Raphael Patai, a Jewish folklore scholar, teaches that burying the placenta served as a promise to the earth that the newborn’s body would, one day, be returned, too. The hope was that this promise would keep away the evil eye and delay death as long as possible.
Some traditions regard the placenta as the baby’s first ancestor who fed them in the womb, and therefore, they conduct a burial for the placenta with the reverence of a funeral.
While exploring this ritual, I felt grounded by the idea that the circle of life doesn’t end with us. In the soil, dead matter composts to nourish new life. Jewish funeral burial customs use a simple wooden casket, which easily disintegrates into the earth and returns the body to the dust from which it came.
It is a Jewish tradition to bury the placenta beneath the entryway to the home as a means to deter the evil eye from entering. It was believed that if the mother stepped over the buried afterbirth several times, the holiness of the placenta would re-enter her body and be born again as her next child. I loved imagining that I could activate some “placenta magic” simply by coming and going, crossing the threshold to and from my home.
Initially, I felt that burying the placenta was a poignant way to illustrate an ending to the physical connection with my baby. Then I learned that, until around 1900, Jews of Palestine buried the placenta of a baby girl near the hearth, in hopes that the daughter would remain housebound as an adult. Contemporary families have interpreted this custom as a wish for their children to remain emotionally close to their parents into adulthood. With this knowledge, the ritual felt more like a gateway, connecting me with my children through new manifestations of closeness as they grow.
After giving birth to my second child this summer, the midwives gave my husband and me a “tour” of the placenta, showing us the delicate intricacies of the organ. We reveled at the web of blood vessels that looked like roots and branches, often referred to as the Tree of Life. Between our fingers, we felt the surprisingly thin membrane that had served as our daughter’s home for nine months.
We took the placenta home in a sealed container and put it in our freezer. I thought about how the Talmud says that only “princesses” could afford to preserve their placentas in oil, rather than straw or rags, and I felt very royal to have access to refrigeration.
Forty days after giving birth, at the close of the “fourth trimester,” I felt it was time to bury my daughter’s placenta.
That evening, we gathered on our front porch as a family of four. I wondered how far back in my family line someone buried their placenta—my great-grandmother in the shtetl in Romania? Her mother? Beyond?
We grabbed our shovels and took turns digging the soil near our front steps, under a small tree. The soil was soft and damp from the rain that morning. I felt my ancestors digging with us.
When the hole was deep enough, I poured the organ down into the soil and thanked it once more for its gift of life. I stared down at the placenta in its hole. The image will stay with me forever. I know my ancestors saw this same view. It looked like a grave and a seed at the same time. Both an ending and a beginning.

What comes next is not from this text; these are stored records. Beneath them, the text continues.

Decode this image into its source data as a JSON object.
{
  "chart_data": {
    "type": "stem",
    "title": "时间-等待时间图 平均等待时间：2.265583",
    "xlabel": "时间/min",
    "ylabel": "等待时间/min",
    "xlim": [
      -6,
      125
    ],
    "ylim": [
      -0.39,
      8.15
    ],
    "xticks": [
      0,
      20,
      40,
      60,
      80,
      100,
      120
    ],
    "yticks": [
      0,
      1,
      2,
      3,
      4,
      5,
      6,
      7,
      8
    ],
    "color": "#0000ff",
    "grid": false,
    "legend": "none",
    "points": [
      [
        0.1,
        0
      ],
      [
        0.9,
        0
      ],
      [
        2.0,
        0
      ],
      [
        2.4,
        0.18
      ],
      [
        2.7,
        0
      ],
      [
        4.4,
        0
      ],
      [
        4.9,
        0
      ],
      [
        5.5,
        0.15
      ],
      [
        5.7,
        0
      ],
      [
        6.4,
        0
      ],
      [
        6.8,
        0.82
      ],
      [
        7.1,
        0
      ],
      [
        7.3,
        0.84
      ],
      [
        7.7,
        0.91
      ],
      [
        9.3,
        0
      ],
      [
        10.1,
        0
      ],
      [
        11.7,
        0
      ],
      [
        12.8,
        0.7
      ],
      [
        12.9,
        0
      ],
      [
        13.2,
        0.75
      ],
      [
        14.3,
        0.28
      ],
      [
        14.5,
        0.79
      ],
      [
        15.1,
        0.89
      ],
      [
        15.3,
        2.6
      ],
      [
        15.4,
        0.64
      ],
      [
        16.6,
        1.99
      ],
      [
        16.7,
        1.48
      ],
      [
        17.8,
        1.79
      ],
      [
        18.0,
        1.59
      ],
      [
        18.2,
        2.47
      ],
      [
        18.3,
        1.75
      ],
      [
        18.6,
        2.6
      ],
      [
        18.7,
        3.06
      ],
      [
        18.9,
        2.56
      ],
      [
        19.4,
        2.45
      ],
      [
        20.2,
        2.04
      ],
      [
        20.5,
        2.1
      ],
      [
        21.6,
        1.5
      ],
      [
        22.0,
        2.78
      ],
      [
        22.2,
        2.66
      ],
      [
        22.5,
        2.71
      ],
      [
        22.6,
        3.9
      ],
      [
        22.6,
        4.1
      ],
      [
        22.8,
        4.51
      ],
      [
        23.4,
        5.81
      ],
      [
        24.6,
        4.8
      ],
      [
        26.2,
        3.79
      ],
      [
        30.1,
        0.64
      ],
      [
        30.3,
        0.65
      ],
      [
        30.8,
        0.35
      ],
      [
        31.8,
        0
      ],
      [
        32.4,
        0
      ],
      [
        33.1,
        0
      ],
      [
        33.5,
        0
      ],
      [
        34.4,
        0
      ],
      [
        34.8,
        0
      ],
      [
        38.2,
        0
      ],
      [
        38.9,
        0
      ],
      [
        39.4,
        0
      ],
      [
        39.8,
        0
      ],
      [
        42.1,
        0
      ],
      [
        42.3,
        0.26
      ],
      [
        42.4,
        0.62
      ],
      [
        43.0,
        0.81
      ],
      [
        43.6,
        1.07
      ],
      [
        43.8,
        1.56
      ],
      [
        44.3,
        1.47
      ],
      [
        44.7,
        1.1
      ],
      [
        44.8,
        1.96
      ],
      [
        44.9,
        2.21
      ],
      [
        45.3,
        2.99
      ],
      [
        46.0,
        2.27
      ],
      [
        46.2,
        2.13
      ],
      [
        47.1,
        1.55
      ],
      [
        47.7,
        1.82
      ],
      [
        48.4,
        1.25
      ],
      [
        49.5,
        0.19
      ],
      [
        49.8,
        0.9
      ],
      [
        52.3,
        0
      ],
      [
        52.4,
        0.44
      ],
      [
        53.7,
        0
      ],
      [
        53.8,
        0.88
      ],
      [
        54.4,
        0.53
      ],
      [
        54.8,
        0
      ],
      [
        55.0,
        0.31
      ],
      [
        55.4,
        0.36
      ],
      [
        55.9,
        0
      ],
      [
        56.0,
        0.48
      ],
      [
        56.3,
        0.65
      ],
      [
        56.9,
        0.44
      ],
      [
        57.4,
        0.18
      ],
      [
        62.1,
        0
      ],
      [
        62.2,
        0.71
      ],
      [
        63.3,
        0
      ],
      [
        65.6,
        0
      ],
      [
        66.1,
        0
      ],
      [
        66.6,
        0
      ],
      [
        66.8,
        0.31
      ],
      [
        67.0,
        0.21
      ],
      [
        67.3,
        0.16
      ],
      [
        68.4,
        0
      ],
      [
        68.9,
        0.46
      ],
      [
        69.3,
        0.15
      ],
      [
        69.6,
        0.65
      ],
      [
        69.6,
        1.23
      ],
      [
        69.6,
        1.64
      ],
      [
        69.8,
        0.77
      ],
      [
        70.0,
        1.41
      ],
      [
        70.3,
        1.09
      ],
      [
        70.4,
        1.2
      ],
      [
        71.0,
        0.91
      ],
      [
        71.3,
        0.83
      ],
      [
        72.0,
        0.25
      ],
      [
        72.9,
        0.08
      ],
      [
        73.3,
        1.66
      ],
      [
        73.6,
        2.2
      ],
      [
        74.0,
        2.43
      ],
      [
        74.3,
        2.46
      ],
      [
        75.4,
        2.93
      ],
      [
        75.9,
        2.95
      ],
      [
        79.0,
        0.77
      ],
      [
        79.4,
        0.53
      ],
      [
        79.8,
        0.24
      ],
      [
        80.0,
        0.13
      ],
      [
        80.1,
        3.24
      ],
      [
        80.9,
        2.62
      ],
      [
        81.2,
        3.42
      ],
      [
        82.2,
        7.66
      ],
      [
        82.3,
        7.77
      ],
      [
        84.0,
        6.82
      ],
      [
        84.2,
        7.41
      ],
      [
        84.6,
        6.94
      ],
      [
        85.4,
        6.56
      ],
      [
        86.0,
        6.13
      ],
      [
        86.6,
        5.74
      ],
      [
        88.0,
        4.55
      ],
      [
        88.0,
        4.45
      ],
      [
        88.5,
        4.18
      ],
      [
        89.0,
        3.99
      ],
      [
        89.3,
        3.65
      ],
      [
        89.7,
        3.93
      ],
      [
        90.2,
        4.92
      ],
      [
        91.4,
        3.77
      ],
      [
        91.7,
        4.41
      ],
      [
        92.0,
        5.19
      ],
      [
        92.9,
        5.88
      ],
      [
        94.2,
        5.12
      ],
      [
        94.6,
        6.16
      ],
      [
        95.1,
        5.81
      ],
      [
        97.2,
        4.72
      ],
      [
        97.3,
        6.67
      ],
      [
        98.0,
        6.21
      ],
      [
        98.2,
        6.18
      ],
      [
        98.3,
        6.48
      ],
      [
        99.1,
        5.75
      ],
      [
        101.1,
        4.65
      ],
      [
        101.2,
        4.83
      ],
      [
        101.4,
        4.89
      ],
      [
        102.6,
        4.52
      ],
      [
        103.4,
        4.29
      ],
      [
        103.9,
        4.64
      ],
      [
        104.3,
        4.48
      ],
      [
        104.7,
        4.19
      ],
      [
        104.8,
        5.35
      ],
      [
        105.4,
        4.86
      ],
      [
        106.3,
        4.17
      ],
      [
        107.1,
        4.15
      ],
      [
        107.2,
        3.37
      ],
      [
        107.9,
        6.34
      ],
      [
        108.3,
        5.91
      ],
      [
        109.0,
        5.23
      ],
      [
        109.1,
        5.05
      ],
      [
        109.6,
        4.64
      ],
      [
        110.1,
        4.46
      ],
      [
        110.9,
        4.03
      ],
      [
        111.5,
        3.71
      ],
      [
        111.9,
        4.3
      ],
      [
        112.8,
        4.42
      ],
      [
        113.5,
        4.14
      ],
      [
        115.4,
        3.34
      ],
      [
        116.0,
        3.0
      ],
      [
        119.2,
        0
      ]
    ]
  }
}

Finally, we buried it. The work wasn’t especially hard, but it was physical. I imagined Jewish mothers and midwives in Palestine, Egypt, Russia, and Spain moving their bodies this same way hundreds of years ago.
I wonder who in the next generations of my family line will bury their placentas—my children and grandchildren? Their children? Beyond?
Now, I share my story with you, keeping this ancient ritual alive in our collective library of meaning-making. Together with our ancestors, our children, and the generations to come, we are burying and seeding, coming and going, ending and beginning. And that is the holiest thing of all.